2 Nach § 34 Abs. 1 VwGG sind Revisionen, die sich wegen Nichtvorliegen der Voraussetzungen des Art. 133 Abs. 4 B-VG nicht zur Behandlung eignen, ohne weiteres Verfahren in nichtöffentlicher Sitzung mit Beschluss zurückzuweisen.

3 Nach § 34 Abs. 1a VwGG ist der Verwaltungsgerichtshof bei der Beurteilung der Zulässigkeit der Revision gemäß Art. 133 Abs. 4 B-VG an den Ausspruch des Verwaltungsgerichtes gemäß § 25a Abs. 1 VwGG nicht gebunden. Die Zulässigkeit einer außerordentlichen Revision gemäß Art. 133 Abs. 4 B-VG hat der Verwaltungsgerichtshof im Rahmen der dafür in der Revision vorgebrachten Gründe (§ 28 Abs. 3 VwGG) zu überprüfen.

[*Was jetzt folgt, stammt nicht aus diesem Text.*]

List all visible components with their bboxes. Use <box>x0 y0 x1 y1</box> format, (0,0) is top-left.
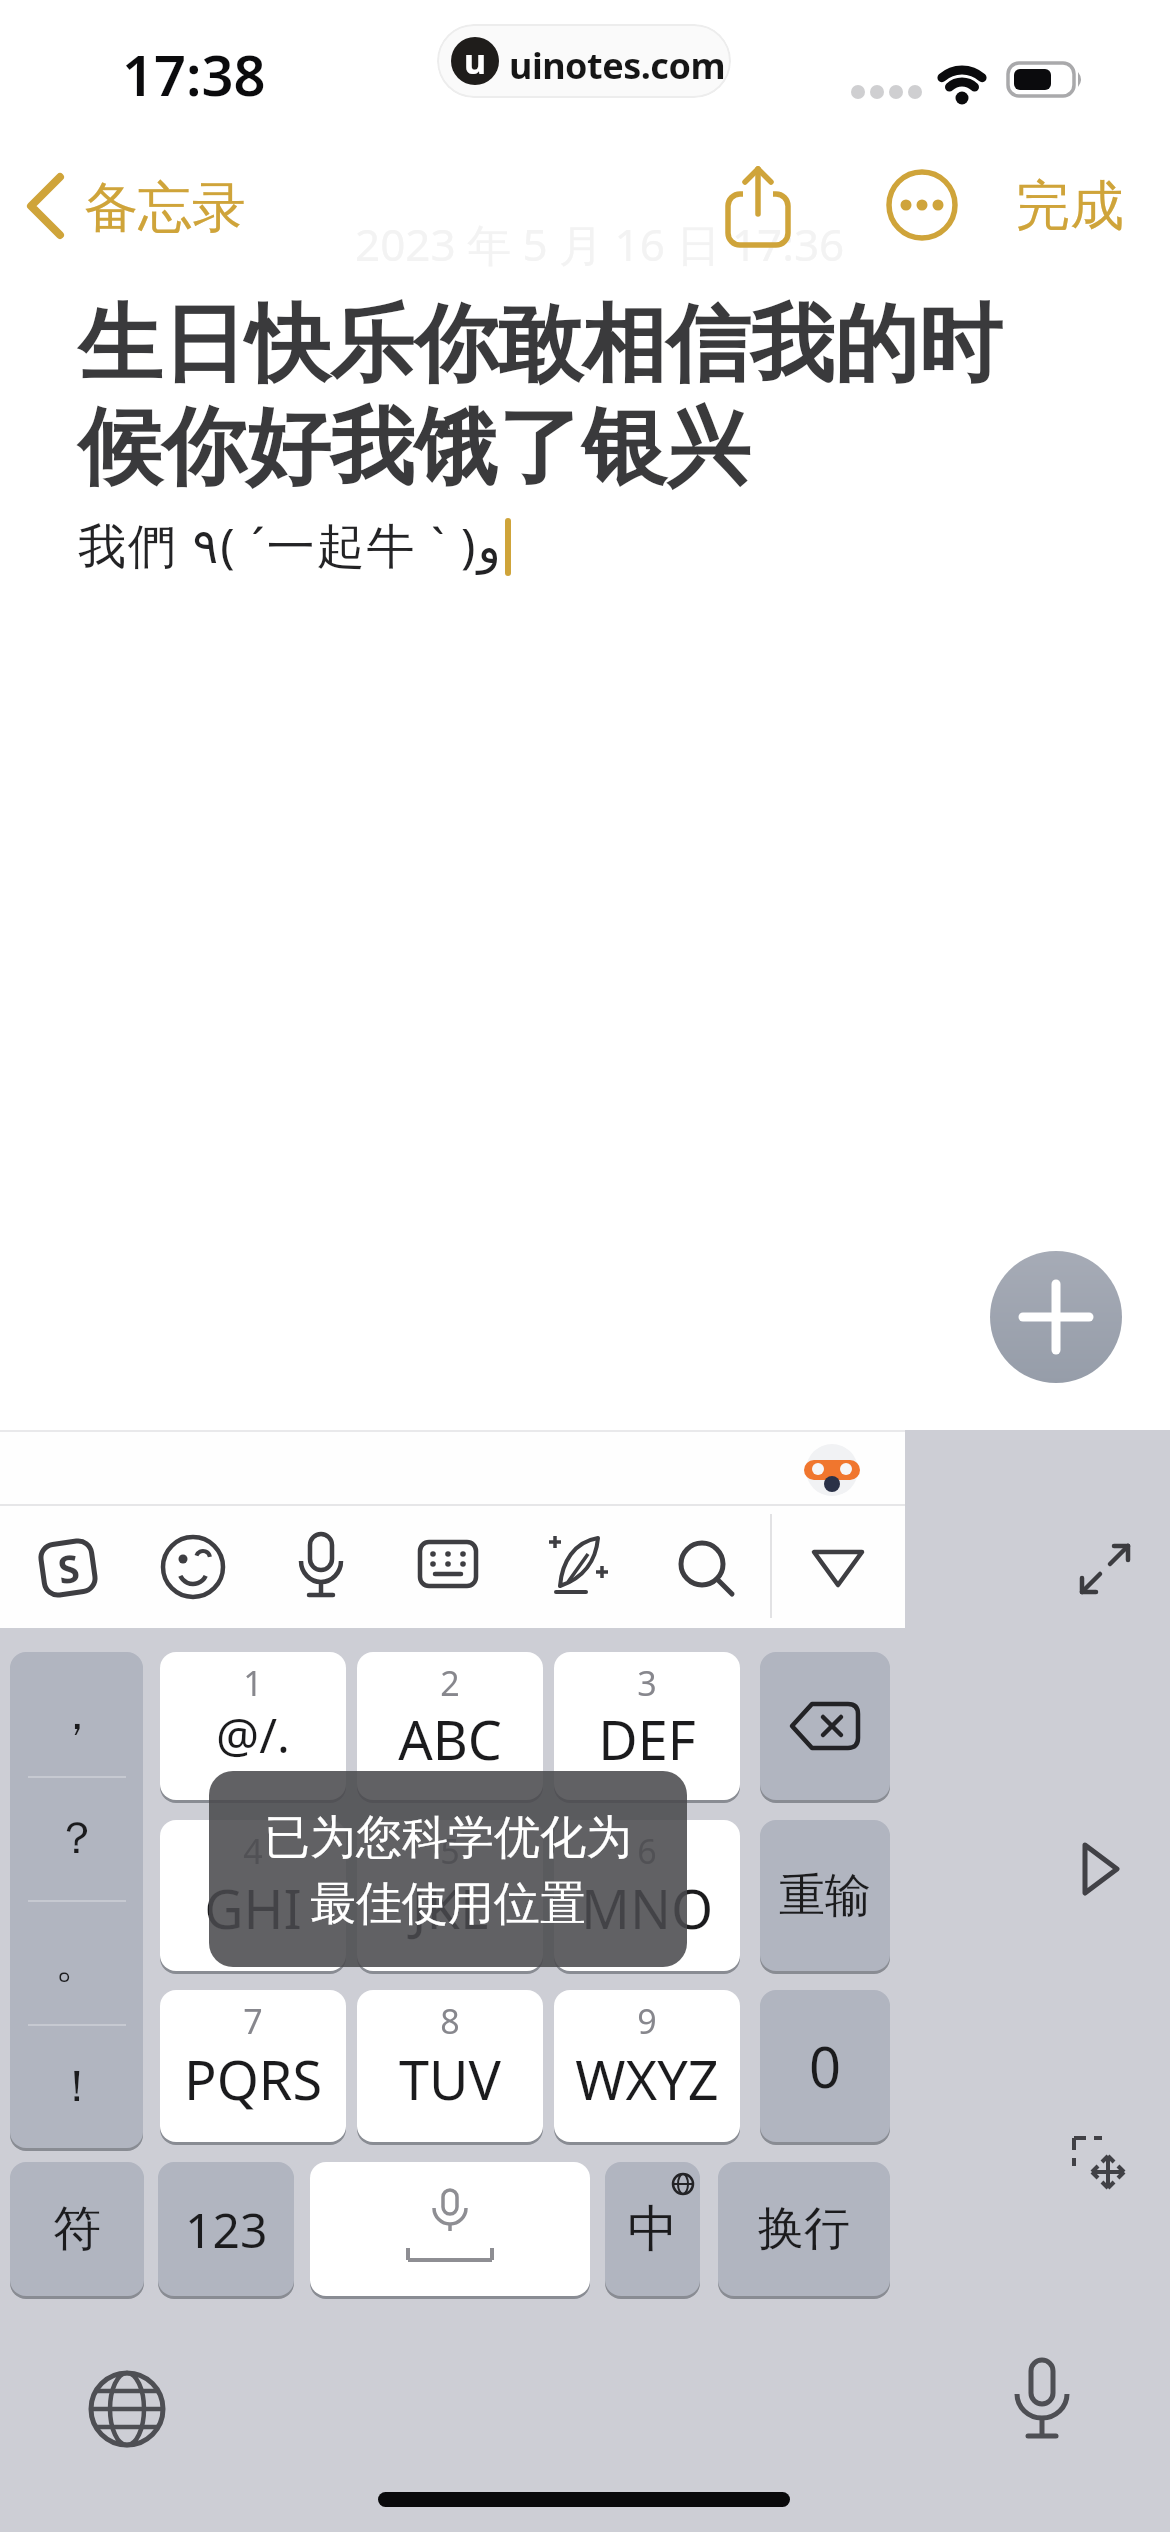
button[interactable]: 符 <box>10 2162 144 2296</box>
button[interactable]: 5 <box>357 1820 543 1971</box>
button[interactable]: 0 <box>760 1990 890 2142</box>
staticText: 已为您科学优化为 <box>209 1809 687 1873</box>
staticText: 重输 <box>779 1867 871 1925</box>
staticText: GHI <box>160 1871 346 1966</box>
button[interactable] <box>880 163 964 247</box>
button[interactable] <box>810 1548 866 1590</box>
button[interactable]: 3 <box>554 1652 740 1800</box>
staticText: 123 <box>185 2197 268 2262</box>
button[interactable]: 2 <box>357 1652 543 1800</box>
button[interactable]: 4 <box>160 1820 346 1971</box>
button[interactable]: 备忘录 <box>20 164 250 248</box>
staticText: 8 <box>357 1998 543 2038</box>
button[interactable]: 7 <box>160 1990 346 2142</box>
button[interactable]: ， <box>10 1652 143 2148</box>
staticText: u <box>464 38 487 84</box>
staticText: 最佳使用位置 <box>209 1875 687 1939</box>
staticText: WXYZ <box>554 2042 740 2138</box>
button[interactable] <box>1076 1540 1134 1598</box>
staticText: TUV <box>357 2042 543 2138</box>
staticText: 备忘录 <box>84 174 246 242</box>
button[interactable]: 123 <box>158 2162 294 2296</box>
staticText: ， <box>55 1687 99 1742</box>
button[interactable]: 换行 <box>718 2162 890 2296</box>
button[interactable]: 重输 <box>760 1820 890 1971</box>
staticText: ！ <box>55 2059 99 2114</box>
staticText: 3 <box>554 1660 740 1700</box>
button[interactable] <box>1068 2132 1128 2192</box>
button[interactable]: 1 <box>160 1652 346 1800</box>
staticText: DEF <box>554 1702 740 1796</box>
staticText: uinotes.com <box>509 41 726 90</box>
staticText: 生日快乐你敢相信我的时 候你好我饿了银兴 <box>78 292 1138 601</box>
button[interactable]: u <box>437 24 731 98</box>
staticText: 。 <box>55 1935 99 1990</box>
staticText: MNO <box>554 1871 740 1966</box>
staticText: 2023 年 5 月 16 日 17:36 <box>355 214 845 274</box>
button[interactable] <box>1080 1840 1124 1898</box>
button[interactable] <box>676 1538 736 1598</box>
button[interactable]: 完成 <box>1016 172 1124 240</box>
button[interactable]: S <box>36 1536 100 1600</box>
staticText: 我們 ٩( ´一起牛 ` )و <box>78 512 503 578</box>
staticText: 6 <box>554 1828 740 1868</box>
button[interactable] <box>548 1532 610 1600</box>
button[interactable] <box>418 1540 478 1590</box>
staticText: 符 <box>53 2199 101 2259</box>
staticText: 0 <box>809 2028 842 2104</box>
button[interactable] <box>760 1652 890 1800</box>
staticText: ？ <box>55 1811 99 1866</box>
button[interactable]: 9 <box>554 1990 740 2142</box>
staticText: 换行 <box>758 2200 850 2258</box>
staticText: 5 <box>357 1828 543 1868</box>
staticText: JKL <box>357 1871 543 1966</box>
button[interactable] <box>716 160 800 252</box>
button[interactable] <box>310 2162 590 2296</box>
button[interactable] <box>1010 2358 1074 2450</box>
staticText: @/. <box>160 1702 346 1796</box>
button[interactable] <box>296 1532 346 1602</box>
staticText: 17:38 <box>122 36 266 112</box>
button[interactable] <box>86 2368 168 2450</box>
staticText: 7 <box>160 1998 346 2038</box>
staticText: S <box>54 1541 82 1595</box>
button[interactable]: 8 <box>357 1990 543 2142</box>
staticText: 1 <box>160 1660 346 1700</box>
staticText: PQRS <box>160 2042 346 2138</box>
staticText: 9 <box>554 1998 740 2038</box>
button[interactable] <box>990 1251 1122 1383</box>
staticText: ABC <box>357 1702 543 1796</box>
button[interactable] <box>160 1534 226 1600</box>
staticText: 2 <box>357 1660 543 1700</box>
button[interactable]: 6 <box>554 1820 740 1971</box>
staticText: 4 <box>160 1828 346 1868</box>
button[interactable]: 中 <box>605 2162 700 2296</box>
staticText: 中 <box>605 2198 700 2268</box>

4 Mit dem angefochtenen Erkenntnis gab das Verwaltungsgericht Wien (VwG) - nach Durchführung einer mündlichen Verhandlung - der Beschwerde des Revisionswerbers, eines indischen Staatsangehörigen, wegen Verletzung der Entscheidungspflicht gemäß Art. 130 Abs. 1 Z 3 B-VG statt, wies den Antrag vom 8. Februar 2013 auf Erteilung eines Aufenthaltstitels "Rot-Weiß-Rot - Karte plus" gemäß § 41a Abs. 9 Niederlassungs - und Aufenthaltsgesetz (NAG) ab und erklärte die Erhebung einer Revision gemäß Art. 133 Abs. 4 B-VG für nicht zulässig.

5 Dagegen wendet sich die außerordentliche Revision, in der im Rahmen der Zulässigkeitsbegründung als Rechtsfrage grundsätzlicher Bedeutung zunächst geltend gemacht wird, das VwG habe in einem Säumnisbeschwerdeverfahren anstelle der Behörde selbst in der Sache entschieden, ohne dabei die Vorgaben des § 28 Abs. 7 Verwaltungsgerichtsverfahrensgesetz - VwGVG einzuhalten (Hinweis auf das hg. Erkenntnis vom 27. Mai 2015, Ra 2015/19/0075). Es bestehe eine einheitliche Judikatur des Verwaltungsgerichtshofes zu § 28 Abs. 7 VwGVG, wonach das VwG der Behörde die Möglichkeit einzuräumen habe, unter Vorgabe der maßgeblichen Rechtsfragen den Bescheid binnen einer - acht Wochen nicht übersteigenden - Frist zu erlassen.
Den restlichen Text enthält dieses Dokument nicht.